Major repairs may be due when the heating and air conditioning (HVAC) is 20 or more years old. Contact an HVAC specialist with a quote to upgrade the system if:

  • A thermometer indicates that the vents are not cooling or heating sufficiently.

  • The oven has a wobbly heat exchanger.

  • The condenser cooling fins are dented and dirty.

  • The thermostat is an old analog model.


Like electrical installations, plumbing is an important residential system that easily fails to meet the newer code requirements. Have an installer check the system if it is at least 20 years old and has never been upgraded. If the house was built in the 1960s or earlier, the main drain line between the house and the city sewer should be inspected with a camera, as older pipes are made of galvanized metal, which will break down and crumble over time.

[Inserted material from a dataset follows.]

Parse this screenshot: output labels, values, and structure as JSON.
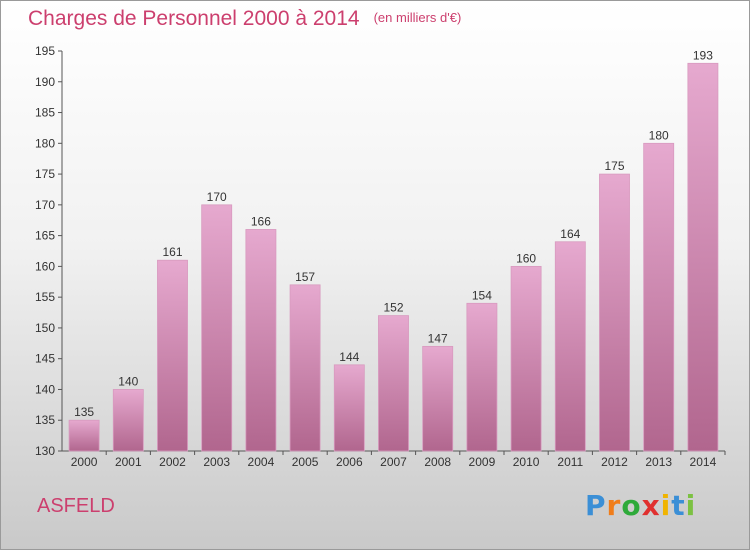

Most states require the seller to report past water damage in property condition reports. If mold has been caused by past leaks, have a mold removal specialist checked out to make sure it was completely removed.

Wood destroying insects

Most states also require the seller to disclose past damage from wood-destroying insects such as termites and carpenter ants. If the seller reports such damage or the inspector sees signs of an active infestation, have a pest controller examine it. Obtain copies of previous work orders and warranties.

Asbestos and lead

Between the 1930s and 1970s, asbestos was used in insulation, floors, and some plastering on walls. It was banned in 1978 after it was linked to cancer. In the same year lead paint was also banned.

If a house was built before 1978, there may still be asbestos in the insulation, the floor, or the plastering of the ceiling. If you suspect the presence of asbestos or lead paint, ask the county health department to investigate and issue a report. Then have the appropriate specialist prepare a cost estimate for the rectification.